Analyst Leo Mariani, also at RBC Capital Markets, sees Sanchez Energy Corp. (NYSE: SN) as a similarly undervalued opportunity. The company’s operations are focused primarily on the Eagle Ford, with a minor footprint in the Tuscaloosa Marine Shale. Mariani has an Outperform rating on the stock, with a $16 target, offering the potential for a double.
While Sanchez’s core Catarina assets in the Eagle Ford have shown plenty of progress, posting a 17% beat to second-quarter production guidance, the market has chosen to focus on the somewhat higher leverage carried on the company’s balance sheet, said Mariani. Such concerns are not uncommon with small-cap E&Ps, but in his view are overblown as regards Sanchez.
“Sanchez has seemingly been put in a bucket as if there is some kind of major financial risk here, and I really don’t think that’s accurate at all,” said Mariani. “The company’s got very strong financial liquidity, with $345 million in cash at the end of the first quarter and no bank debt at this point in time.
“They do have leverage that’s a little higher than you would like, but hopefully we’re near the bottom of the price cycle here. And they’ve got plenty of staying power such that, even if oil prices stay low for the next couple of years, there’s still no major risk of financial stress. In addition, they don’t have particularly high drilling obligations over the next few years.”

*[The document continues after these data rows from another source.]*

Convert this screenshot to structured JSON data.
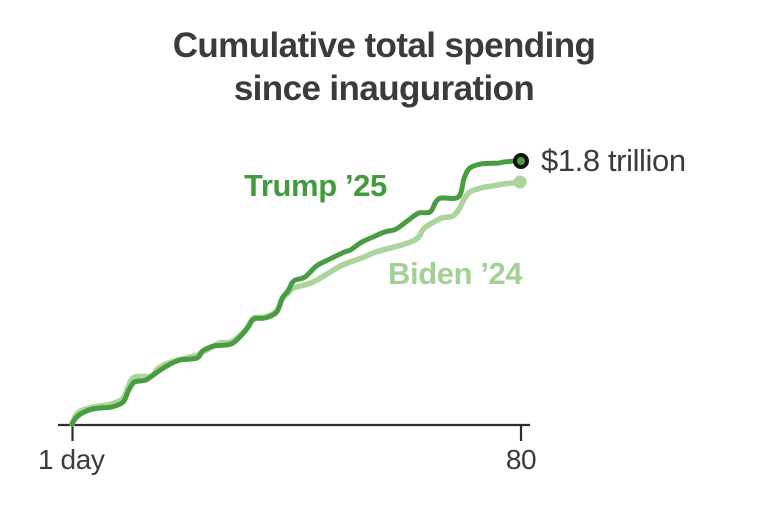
{
  "title": {
    "line1": "Cumulative total spending",
    "line2": "since inauguration"
  },
  "annotation": {
    "label": "$1.8 trillion"
  },
  "axis": {
    "tick_first": "1 day",
    "tick_last": "80"
  },
  "colors": {
    "trump_line": "#4a9c42",
    "biden_line": "#abd59d",
    "trump_label": "#449b3e",
    "biden_label": "#a3d094",
    "axis": "#2d2d2d",
    "text": "#3b3b3b",
    "dot_ring": "#141414"
  },
  "chart_data": {
    "type": "line",
    "title": "Cumulative total spending since inauguration",
    "xlabel": "",
    "ylabel": "",
    "unit": "trillion USD",
    "x_ticks": [
      "1 day",
      "80"
    ],
    "x_range": [
      1,
      80
    ],
    "y_range": [
      0,
      1.8
    ],
    "grid": false,
    "legend_position": "inline-labels",
    "annotation": "$1.8 trillion",
    "series": [
      {
        "name": "Trump ’25",
        "color": "#4a9c42",
        "end_marker": "ring-dot",
        "points": [
          [
            1,
            0.007
          ],
          [
            2,
            0.061
          ],
          [
            4,
            0.102
          ],
          [
            6,
            0.116
          ],
          [
            8,
            0.123
          ],
          [
            10,
            0.157
          ],
          [
            11,
            0.239
          ],
          [
            12,
            0.293
          ],
          [
            14,
            0.307
          ],
          [
            16,
            0.361
          ],
          [
            18,
            0.409
          ],
          [
            20,
            0.443
          ],
          [
            23,
            0.457
          ],
          [
            24,
            0.505
          ],
          [
            26,
            0.539
          ],
          [
            29,
            0.552
          ],
          [
            31,
            0.62
          ],
          [
            32,
            0.668
          ],
          [
            33,
            0.723
          ],
          [
            35,
            0.73
          ],
          [
            37,
            0.77
          ],
          [
            38,
            0.866
          ],
          [
            39,
            0.914
          ],
          [
            40,
            0.982
          ],
          [
            42,
            1.009
          ],
          [
            44,
            1.084
          ],
          [
            46,
            1.125
          ],
          [
            49,
            1.18
          ],
          [
            50,
            1.193
          ],
          [
            52,
            1.248
          ],
          [
            54,
            1.282
          ],
          [
            56,
            1.316
          ],
          [
            58,
            1.336
          ],
          [
            60,
            1.391
          ],
          [
            62,
            1.445
          ],
          [
            64,
            1.452
          ],
          [
            65,
            1.52
          ],
          [
            66,
            1.548
          ],
          [
            69,
            1.555
          ],
          [
            70,
            1.684
          ],
          [
            71,
            1.752
          ],
          [
            73,
            1.78
          ],
          [
            76,
            1.786
          ],
          [
            77,
            1.793
          ],
          [
            79,
            1.8
          ],
          [
            80,
            1.8
          ]
        ]
      },
      {
        "name": "Biden ’24",
        "color": "#abd59d",
        "end_marker": "dot",
        "points": [
          [
            1,
            0.007
          ],
          [
            2,
            0.082
          ],
          [
            4,
            0.116
          ],
          [
            6,
            0.13
          ],
          [
            8,
            0.143
          ],
          [
            10,
            0.184
          ],
          [
            11,
            0.273
          ],
          [
            12,
            0.327
          ],
          [
            15,
            0.334
          ],
          [
            16,
            0.382
          ],
          [
            18,
            0.423
          ],
          [
            21,
            0.457
          ],
          [
            23,
            0.477
          ],
          [
            25,
            0.518
          ],
          [
            27,
            0.559
          ],
          [
            29,
            0.566
          ],
          [
            31,
            0.627
          ],
          [
            32,
            0.675
          ],
          [
            33,
            0.73
          ],
          [
            35,
            0.736
          ],
          [
            37,
            0.777
          ],
          [
            38,
            0.859
          ],
          [
            39,
            0.9
          ],
          [
            40,
            0.934
          ],
          [
            43,
            0.968
          ],
          [
            45,
            1.009
          ],
          [
            47,
            1.057
          ],
          [
            49,
            1.098
          ],
          [
            52,
            1.139
          ],
          [
            54,
            1.173
          ],
          [
            57,
            1.207
          ],
          [
            59,
            1.227
          ],
          [
            61,
            1.255
          ],
          [
            62,
            1.282
          ],
          [
            63,
            1.343
          ],
          [
            65,
            1.391
          ],
          [
            66,
            1.411
          ],
          [
            68,
            1.425
          ],
          [
            69,
            1.466
          ],
          [
            70,
            1.541
          ],
          [
            71,
            1.589
          ],
          [
            73,
            1.616
          ],
          [
            75,
            1.63
          ],
          [
            77,
            1.643
          ],
          [
            80,
            1.657
          ]
        ]
      }
    ]
  }
}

Sanchez acquired its Catarina acreage from Royal Dutch Shell in the spring of 2014, and Mariani is quick to acknowledge that much of the acreage has yet to be tested to establish its precise economics. In addition, the acquisition was made in a much higher commodity price environment.
That said, the purchase by Sanchez was based on its development of the Lower Eagle Ford, whereas Shell had already successfully tested the Upper Eagle Ford as well. And development was focused mainly on western Catarina, with central and eastern areas viewed largely as a blank sheet of paper, providing upside if they worked.

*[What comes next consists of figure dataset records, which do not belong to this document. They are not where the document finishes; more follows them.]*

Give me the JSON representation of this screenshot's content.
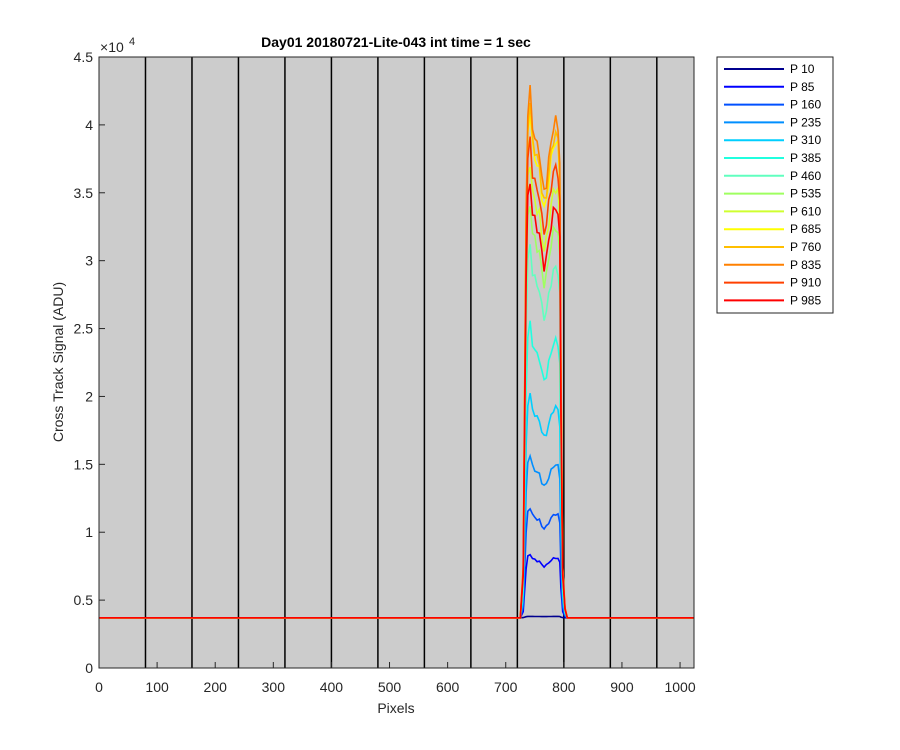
{
  "chart_data": {
    "type": "line",
    "title": "Day01 20180721-Lite-043 int time = 1 sec",
    "xlabel": "Pixels",
    "ylabel": "Cross Track Signal (ADU)",
    "xlim": [
      0,
      1024
    ],
    "ylim": [
      0,
      45000
    ],
    "x_ticks": [
      0,
      100,
      200,
      300,
      400,
      500,
      600,
      700,
      800,
      900,
      1000
    ],
    "y_ticks": [
      0,
      5000,
      10000,
      15000,
      20000,
      25000,
      30000,
      35000,
      40000,
      45000
    ],
    "y_tick_labels": [
      "0",
      "0.5",
      "1",
      "1.5",
      "2",
      "2.5",
      "3",
      "3.5",
      "4",
      "4.5"
    ],
    "y_exponent": "10",
    "y_exponent_power": "4",
    "vertical_lines_x": [
      80,
      160,
      240,
      320,
      400,
      480,
      560,
      640,
      720,
      800,
      880,
      960
    ],
    "background": "#cccccc",
    "grid": false,
    "legend_position": "outside-right",
    "baseline": 3700,
    "signal_x_range": [
      735,
      795
    ],
    "profile_x": [
      725,
      730,
      735,
      738,
      742,
      746,
      750,
      754,
      758,
      762,
      766,
      770,
      774,
      778,
      782,
      786,
      790,
      793,
      795,
      798,
      802,
      806
    ],
    "profile_shape": [
      0.0,
      0.1,
      0.8,
      1.0,
      1.04,
      0.97,
      0.95,
      0.93,
      0.92,
      0.87,
      0.84,
      0.86,
      0.9,
      0.94,
      0.97,
      0.98,
      0.97,
      0.9,
      0.5,
      0.1,
      0.02,
      0.0
    ],
    "series": [
      {
        "name": "P 10",
        "color": "#00008f",
        "peak": 3800
      },
      {
        "name": "P 85",
        "color": "#0000ff",
        "peak": 8200
      },
      {
        "name": "P 160",
        "color": "#0050ff",
        "peak": 11500
      },
      {
        "name": "P 235",
        "color": "#008fff",
        "peak": 15200
      },
      {
        "name": "P 310",
        "color": "#00cfff",
        "peak": 19500
      },
      {
        "name": "P 385",
        "color": "#20ffdf",
        "peak": 24500
      },
      {
        "name": "P 460",
        "color": "#60ffbf",
        "peak": 30000
      },
      {
        "name": "P 535",
        "color": "#9fff60",
        "peak": 33000
      },
      {
        "name": "P 610",
        "color": "#cfff30",
        "peak": 36000
      },
      {
        "name": "P 685",
        "color": "#ffff00",
        "peak": 39500
      },
      {
        "name": "P 760",
        "color": "#ffbf00",
        "peak": 40000
      },
      {
        "name": "P 835",
        "color": "#ff8000",
        "peak": 41000
      },
      {
        "name": "P 910",
        "color": "#ff4000",
        "peak": 37500
      },
      {
        "name": "P 985",
        "color": "#ff0000",
        "peak": 34500
      }
    ]
  }
}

“They always thought that if there were success on the central and eastern areas, that would be gravy. They weren’t banking on that at the time of acquisition,” recalled Mariani. “And Shell had drilled almost everything in the Upper Eagle Ford, and Sanchez thought there was an opportunity in the Lower Eagle Ford that had not really been explored.”

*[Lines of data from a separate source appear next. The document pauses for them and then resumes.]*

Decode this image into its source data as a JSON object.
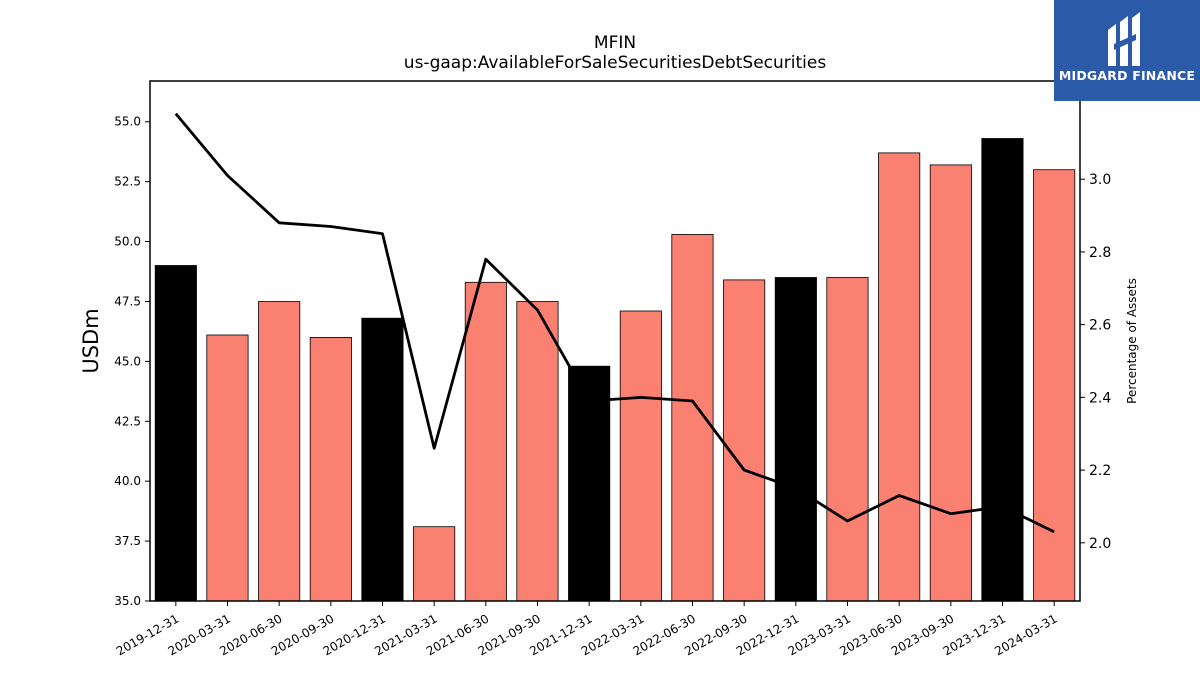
{
  "brand": {
    "name": "MIDGARD FINANCE",
    "logo_color": "#2b5aa8"
  },
  "chart_data": {
    "type": "bar",
    "title": "MFIN",
    "subtitle": "us-gaap:AvailableForSaleSecuritiesDebtSecurities",
    "ylabel": "USDm",
    "ylabel_right": "Percentage of Assets",
    "categories": [
      "2019-12-31",
      "2020-03-31",
      "2020-06-30",
      "2020-09-30",
      "2020-12-31",
      "2021-03-31",
      "2021-06-30",
      "2021-09-30",
      "2021-12-31",
      "2022-03-31",
      "2022-06-30",
      "2022-09-30",
      "2022-12-31",
      "2023-03-31",
      "2023-06-30",
      "2023-09-30",
      "2023-12-31",
      "2024-03-31"
    ],
    "series": [
      {
        "type": "bar",
        "axis": "left",
        "values": [
          49.0,
          46.1,
          47.5,
          46.0,
          46.8,
          38.1,
          48.3,
          47.5,
          44.8,
          47.1,
          50.3,
          48.4,
          48.5,
          48.5,
          53.7,
          53.2,
          54.3,
          53.0
        ],
        "colors": [
          "#000000",
          "#fa8072",
          "#fa8072",
          "#fa8072",
          "#000000",
          "#fa8072",
          "#fa8072",
          "#fa8072",
          "#000000",
          "#fa8072",
          "#fa8072",
          "#fa8072",
          "#000000",
          "#fa8072",
          "#fa8072",
          "#fa8072",
          "#000000",
          "#fa8072"
        ]
      },
      {
        "type": "line",
        "axis": "right",
        "color": "#000000",
        "values": [
          3.18,
          3.01,
          2.88,
          2.87,
          2.85,
          2.26,
          2.78,
          2.64,
          2.39,
          2.4,
          2.39,
          2.2,
          2.15,
          2.06,
          2.13,
          2.08,
          2.1,
          2.03
        ]
      }
    ],
    "ylim": [
      35.0,
      56.7
    ],
    "yticks": [
      "35.0",
      "37.5",
      "40.0",
      "42.5",
      "45.0",
      "47.5",
      "50.0",
      "52.5",
      "55.0"
    ],
    "ylim_right": [
      1.84,
      3.27
    ],
    "yticks_right": [
      "2.0",
      "2.2",
      "2.4",
      "2.6",
      "2.8",
      "3.0"
    ],
    "grid": false,
    "legend": "none"
  }
}
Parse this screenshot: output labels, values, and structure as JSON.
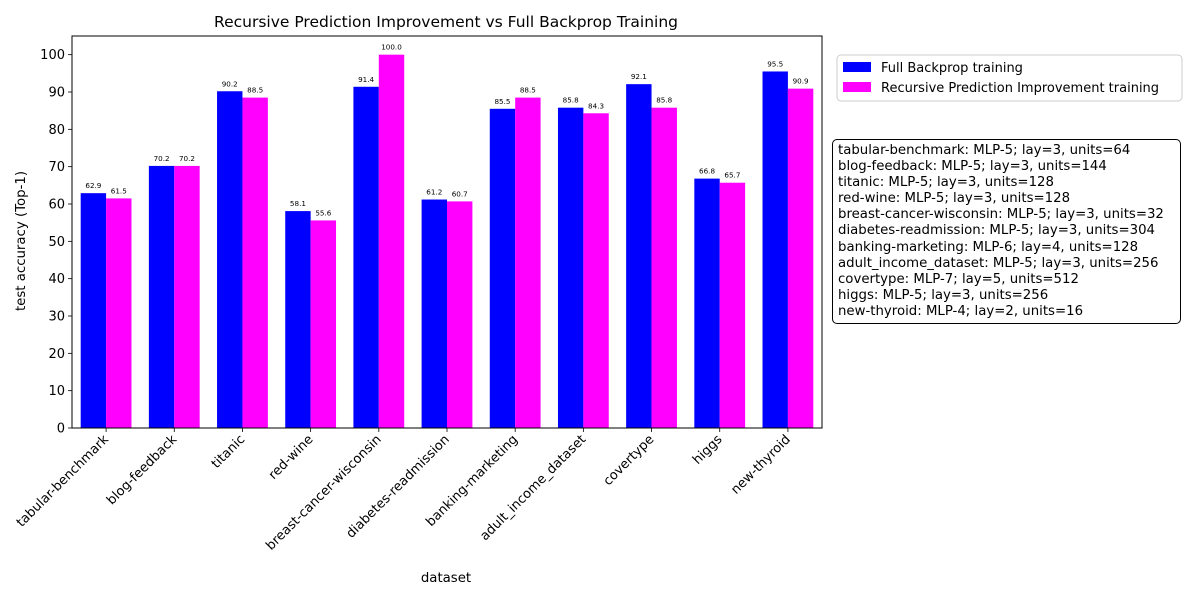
{
  "chart_data": {
    "type": "bar",
    "title": "Recursive Prediction Improvement vs Full Backprop Training",
    "xlabel": "dataset",
    "ylabel": "test accuracy (Top-1)",
    "ylim": [
      0,
      105
    ],
    "yticks": [
      0,
      10,
      20,
      30,
      40,
      50,
      60,
      70,
      80,
      90,
      100
    ],
    "grid": false,
    "legend_position": "top-right outside plot",
    "categories": [
      "tabular-benchmark",
      "blog-feedback",
      "titanic",
      "red-wine",
      "breast-cancer-wisconsin",
      "diabetes-readmission",
      "banking-marketing",
      "adult_income_dataset",
      "covertype",
      "higgs",
      "new-thyroid"
    ],
    "series": [
      {
        "name": "Full Backprop training",
        "color": "#0000ff",
        "values": [
          62.9,
          70.2,
          90.2,
          58.1,
          91.4,
          61.2,
          85.5,
          85.8,
          92.1,
          66.8,
          95.5
        ],
        "labels": [
          "62.9",
          "70.2",
          "90.2",
          "58.1",
          "91.4",
          "61.2",
          "85.5",
          "85.8",
          "92.1",
          "66.8",
          "95.5"
        ]
      },
      {
        "name": "Recursive Prediction Improvement training",
        "color": "#ff00ff",
        "values": [
          61.5,
          70.2,
          88.5,
          55.6,
          100.0,
          60.7,
          88.5,
          84.3,
          85.8,
          65.7,
          90.9
        ],
        "labels": [
          "61.5",
          "70.2",
          "88.5",
          "55.6",
          "100.0",
          "60.7",
          "88.5",
          "84.3",
          "85.8",
          "65.7",
          "90.9"
        ]
      }
    ],
    "annotation_box": [
      "tabular-benchmark: MLP-5; lay=3, units=64",
      "blog-feedback: MLP-5; lay=3, units=144",
      "titanic: MLP-5; lay=3, units=128",
      "red-wine: MLP-5; lay=3, units=128",
      "breast-cancer-wisconsin: MLP-5; lay=3, units=32",
      "diabetes-readmission: MLP-5; lay=3, units=304",
      "banking-marketing: MLP-6; lay=4, units=128",
      "adult_income_dataset: MLP-5; lay=3, units=256",
      "covertype: MLP-7; lay=5, units=512",
      "higgs: MLP-5; lay=3, units=256",
      "new-thyroid: MLP-4; lay=2, units=16"
    ]
  }
}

Sanchez pre-announced second-quarter results, with production “materially above guidance,” Mariani said. “It certainly appears as though in the short term the wells are performing strongly.”
In the pre-announcement, Sanchez reported bringing on two three-well pads in southeastern/central Catarina, where they were performing in line with existing western Catarina wells. The two pads saw 24-hour IP rates of between 1,400 and 1,800 boe/d and were trending about the company’s 600,000 and 700,000 boe type curve. In addition, the eastern Catarina wells were showing less-than-expected declines.
In total, Sanchez brought online 35 gross and 31 net wells in the second quarter. Production totaled 53,920 boe/d, 17% ahead of guidance of 42,000 to 46,000 boe/d. However, production was slightly gassier, with liquids representing 69% of production, down from 72% in the prior quarter.
Sanchez also raised full-year 2015 guidance to 44,000 to 48,000 boe/d, up 5% from the previous midpoint. “We think that, given the company’s solid production results through the first half of 2015, this revised guidance appears conservative, and we see further upside from here,” commented Mariani.
With the market still “very skeptical” on Catarina, Mariani said he applied a “high risk factor” in his $16 target price, which reflects a 24% discount to its estimated pre-tax NAV.
“But to the extent Sanchez can de-risk the play over the next few years, the NAV has the potential to go up a lot,” he said.